“The question is not whether young people should have access to social media. The question is whether social media should have access to young people.”
That sentence — delivered by European Commission President Ursula von der Leyen on May 12, 2026, at the European Summit on Artificial Intelligence and Children in Copenhagen — marked the strongest signal yet that Brussels intends to redesign how platforms treat children. The Commission announced that its forthcoming Digital Fairness Act (DFA) will directly target “addictive and harmful design practices” — endless scrolling, autoplay, push notifications, and the algorithmic systems that quietly keep minors locked into their phones for hours every day.
Governments worldwide are rewriting the rules for how social media platforms can interact with minors. The pace has accelerated sharply since Australia became the first country to enforce a blanket under-16 ban in December 2025. Several EU member states have followed with under-15 laws, and the EU itself is layering on the Digital Services Act, the forthcoming Digital Fairness Act, and a bloc-wide age verification app.
This page tracks the current state in every country we cover — sortable by status, age limit, or year. It is updated monthly. See our methodology for how status fields are sourced and verified.
In the eighteen months after Australia became the first country to ban social media for under-16s, the policy crossed the Atlantic and the English Channel. By May 2026, five European countries had either passed or actively legislated their own variants. France, Greece, Denmark and Cyprus settled on 15 as the cutoff. Turkey landed on 15 too, but with a markedly different enforcement model that has drawn criticism from civil liberties groups.

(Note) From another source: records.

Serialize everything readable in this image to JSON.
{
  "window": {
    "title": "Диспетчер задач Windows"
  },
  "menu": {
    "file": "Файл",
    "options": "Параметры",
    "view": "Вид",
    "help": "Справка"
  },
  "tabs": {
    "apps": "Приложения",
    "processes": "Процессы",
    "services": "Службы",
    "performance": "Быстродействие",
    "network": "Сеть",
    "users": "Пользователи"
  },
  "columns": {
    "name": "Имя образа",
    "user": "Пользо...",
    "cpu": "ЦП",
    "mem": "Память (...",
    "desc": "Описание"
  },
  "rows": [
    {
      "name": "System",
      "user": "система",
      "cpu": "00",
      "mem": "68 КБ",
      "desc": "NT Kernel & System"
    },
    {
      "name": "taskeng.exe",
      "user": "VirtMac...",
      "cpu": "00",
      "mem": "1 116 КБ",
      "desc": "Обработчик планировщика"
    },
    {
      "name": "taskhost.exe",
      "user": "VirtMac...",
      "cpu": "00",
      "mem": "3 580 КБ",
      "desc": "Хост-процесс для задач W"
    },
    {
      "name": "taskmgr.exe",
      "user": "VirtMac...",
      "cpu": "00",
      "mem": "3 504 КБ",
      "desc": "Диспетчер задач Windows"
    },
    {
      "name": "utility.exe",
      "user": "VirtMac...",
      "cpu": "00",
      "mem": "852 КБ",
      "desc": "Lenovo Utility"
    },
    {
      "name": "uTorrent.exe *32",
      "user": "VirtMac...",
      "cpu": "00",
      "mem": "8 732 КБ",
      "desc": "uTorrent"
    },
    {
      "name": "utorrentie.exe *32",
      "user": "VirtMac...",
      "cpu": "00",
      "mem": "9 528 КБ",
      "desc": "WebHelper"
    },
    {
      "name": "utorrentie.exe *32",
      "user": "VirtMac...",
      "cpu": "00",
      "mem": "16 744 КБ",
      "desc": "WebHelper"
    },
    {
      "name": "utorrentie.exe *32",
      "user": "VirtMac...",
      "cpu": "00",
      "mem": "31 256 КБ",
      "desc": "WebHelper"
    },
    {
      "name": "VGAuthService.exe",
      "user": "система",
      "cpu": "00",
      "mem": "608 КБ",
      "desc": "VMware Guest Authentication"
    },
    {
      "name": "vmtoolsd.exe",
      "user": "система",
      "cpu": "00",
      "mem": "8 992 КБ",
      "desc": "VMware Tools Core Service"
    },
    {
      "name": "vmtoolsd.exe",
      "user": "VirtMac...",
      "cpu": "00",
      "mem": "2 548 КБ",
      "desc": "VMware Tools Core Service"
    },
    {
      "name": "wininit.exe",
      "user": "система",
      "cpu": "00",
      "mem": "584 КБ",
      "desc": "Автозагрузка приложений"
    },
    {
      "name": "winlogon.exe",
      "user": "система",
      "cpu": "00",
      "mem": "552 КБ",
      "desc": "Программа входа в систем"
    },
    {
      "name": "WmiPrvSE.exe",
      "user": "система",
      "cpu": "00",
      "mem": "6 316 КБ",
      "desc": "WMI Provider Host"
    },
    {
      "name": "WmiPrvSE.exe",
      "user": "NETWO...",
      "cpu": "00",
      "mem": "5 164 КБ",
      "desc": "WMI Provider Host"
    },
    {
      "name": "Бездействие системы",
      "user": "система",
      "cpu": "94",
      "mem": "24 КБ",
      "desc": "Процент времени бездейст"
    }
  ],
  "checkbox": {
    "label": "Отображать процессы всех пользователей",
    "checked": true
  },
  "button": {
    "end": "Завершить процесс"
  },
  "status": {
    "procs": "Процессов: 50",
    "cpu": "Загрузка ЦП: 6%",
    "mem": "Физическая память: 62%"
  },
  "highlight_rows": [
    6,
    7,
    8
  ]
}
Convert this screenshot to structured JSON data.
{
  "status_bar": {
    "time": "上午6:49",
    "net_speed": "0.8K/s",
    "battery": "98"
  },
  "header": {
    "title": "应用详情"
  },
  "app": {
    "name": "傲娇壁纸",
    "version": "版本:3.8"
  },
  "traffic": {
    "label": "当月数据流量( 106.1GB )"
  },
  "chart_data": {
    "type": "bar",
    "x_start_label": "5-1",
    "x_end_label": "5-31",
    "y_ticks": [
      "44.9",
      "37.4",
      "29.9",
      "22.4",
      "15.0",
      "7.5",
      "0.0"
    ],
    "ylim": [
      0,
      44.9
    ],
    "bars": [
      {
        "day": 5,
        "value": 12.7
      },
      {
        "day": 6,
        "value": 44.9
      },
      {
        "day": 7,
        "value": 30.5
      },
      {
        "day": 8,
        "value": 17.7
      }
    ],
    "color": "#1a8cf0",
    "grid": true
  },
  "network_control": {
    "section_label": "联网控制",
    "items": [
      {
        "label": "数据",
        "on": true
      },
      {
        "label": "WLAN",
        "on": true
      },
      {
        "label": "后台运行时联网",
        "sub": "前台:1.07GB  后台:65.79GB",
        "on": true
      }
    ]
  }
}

On April 15, 2026, the European Commission announced that its age verification app is technically ready for deployment. The system uses zero-knowledge proofs — a cryptographic method that lets a person prove they are above a certain age (13, 16, or 18) without revealing their actual birthdate or any other personal data.
Seven EU member states — France, Spain, Italy, Denmark, Greece, Cyprus, and Ireland — plan to integrate the app into their national digital identity wallets by the end of 2026. The goal is to provide a single, privacy-preserving standard that platforms can rely on, replacing the current patchwork of national rules with something that actually works across borders.